Skip to content

LETTERS: Better energy sources available than Site C dam

Weekly letters to the editor from within the Sooke community.

Having just returned from the 11th annual Paddle for the Peace, it is disturbing to discover that the majority of people in B.C. support the building of the unnecessary and exorbitantly expensive Site C dam.

The dam will flood the equivalent of 6,568 football fields of invaluable farmland, cut off migration routes of ungulates and devastate ancient historic sites and fishing and hunting grounds of First Nations.

Are we not mad to be backing such a project?

I was disturbed when I visited the newly opened exhibit at the Bennett dam, where almost 50 years after that project was finished, there was an acknowledgement of the irreparable damage that was done to the local peoples and wildlife back in the 1960s. And yet, here we are about to do the same thing over again – on an even larger scale.

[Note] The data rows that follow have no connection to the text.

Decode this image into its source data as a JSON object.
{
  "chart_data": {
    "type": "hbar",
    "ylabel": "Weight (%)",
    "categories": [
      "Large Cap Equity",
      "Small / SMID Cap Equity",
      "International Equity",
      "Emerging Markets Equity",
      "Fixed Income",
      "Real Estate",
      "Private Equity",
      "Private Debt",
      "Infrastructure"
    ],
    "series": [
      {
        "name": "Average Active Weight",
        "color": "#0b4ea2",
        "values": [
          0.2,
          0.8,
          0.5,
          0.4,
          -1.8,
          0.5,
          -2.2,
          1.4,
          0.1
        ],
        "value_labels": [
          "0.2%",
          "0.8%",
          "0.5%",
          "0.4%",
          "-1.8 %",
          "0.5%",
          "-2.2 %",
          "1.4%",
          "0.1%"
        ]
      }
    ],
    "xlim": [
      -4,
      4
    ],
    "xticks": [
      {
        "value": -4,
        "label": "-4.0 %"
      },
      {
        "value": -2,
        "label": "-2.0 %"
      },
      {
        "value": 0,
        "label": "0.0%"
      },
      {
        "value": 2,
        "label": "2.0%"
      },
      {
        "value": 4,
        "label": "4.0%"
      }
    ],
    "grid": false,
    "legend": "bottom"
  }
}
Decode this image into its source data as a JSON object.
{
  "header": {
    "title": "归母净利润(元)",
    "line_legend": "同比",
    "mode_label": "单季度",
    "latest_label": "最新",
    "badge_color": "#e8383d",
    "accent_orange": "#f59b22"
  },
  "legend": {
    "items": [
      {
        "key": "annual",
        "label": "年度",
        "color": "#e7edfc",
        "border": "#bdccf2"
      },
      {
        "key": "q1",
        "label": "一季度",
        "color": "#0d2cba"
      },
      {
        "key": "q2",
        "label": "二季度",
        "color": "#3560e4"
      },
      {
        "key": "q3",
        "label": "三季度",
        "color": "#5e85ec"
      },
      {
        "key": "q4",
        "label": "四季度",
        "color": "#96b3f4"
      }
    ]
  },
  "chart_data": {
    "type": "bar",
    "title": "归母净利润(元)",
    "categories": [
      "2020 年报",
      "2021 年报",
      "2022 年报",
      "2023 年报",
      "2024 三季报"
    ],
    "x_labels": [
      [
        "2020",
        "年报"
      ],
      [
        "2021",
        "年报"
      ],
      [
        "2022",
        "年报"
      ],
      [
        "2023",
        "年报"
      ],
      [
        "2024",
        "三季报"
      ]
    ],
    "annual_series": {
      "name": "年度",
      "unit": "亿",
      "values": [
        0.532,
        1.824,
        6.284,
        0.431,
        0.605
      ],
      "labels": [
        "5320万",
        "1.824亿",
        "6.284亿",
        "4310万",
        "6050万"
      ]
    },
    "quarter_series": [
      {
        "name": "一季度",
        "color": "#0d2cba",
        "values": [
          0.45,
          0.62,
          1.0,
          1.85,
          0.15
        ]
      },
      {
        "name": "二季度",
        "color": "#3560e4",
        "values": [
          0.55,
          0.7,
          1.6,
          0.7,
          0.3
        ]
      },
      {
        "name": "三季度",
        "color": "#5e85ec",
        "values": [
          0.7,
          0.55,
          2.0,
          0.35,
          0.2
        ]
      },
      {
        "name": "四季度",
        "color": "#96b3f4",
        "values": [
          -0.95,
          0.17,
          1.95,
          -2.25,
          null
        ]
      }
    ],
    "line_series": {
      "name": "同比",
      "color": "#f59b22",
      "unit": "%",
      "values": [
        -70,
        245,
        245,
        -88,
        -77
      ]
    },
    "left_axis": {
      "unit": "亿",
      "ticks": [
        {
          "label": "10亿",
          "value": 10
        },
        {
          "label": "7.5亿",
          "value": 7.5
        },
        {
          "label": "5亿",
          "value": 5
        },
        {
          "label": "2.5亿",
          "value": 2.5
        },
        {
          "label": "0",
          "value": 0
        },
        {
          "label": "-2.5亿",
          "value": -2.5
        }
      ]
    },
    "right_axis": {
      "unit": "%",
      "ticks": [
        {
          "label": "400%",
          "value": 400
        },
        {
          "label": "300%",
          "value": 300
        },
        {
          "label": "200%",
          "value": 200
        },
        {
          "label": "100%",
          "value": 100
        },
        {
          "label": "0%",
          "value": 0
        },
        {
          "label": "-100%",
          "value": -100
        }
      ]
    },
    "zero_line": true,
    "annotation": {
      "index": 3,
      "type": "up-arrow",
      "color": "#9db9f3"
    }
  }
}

Even though Treaty 8 First Nations have filed a legal challenge against the project, B.C. Hydro is continuing to cut down huge swaths of trees and threaten the local farmers and ranchers with the expropriation of their land.

The dam has an $8 billion to $10 billion price tag – to be paid by you and me – and is said to be unnecessary by many experts, such as Dr. Harry Swain, former Site C panel chair and now outspoken opponent of the dam.

Plus, more than 200 academic professionals and scientists with the Royal Society of Canada have petitioned to halt the progression of the dam.

We have choices. If we need new energy sources in the future we can choose much more cost-effective and less environmentally damaging ones than the Site C dam.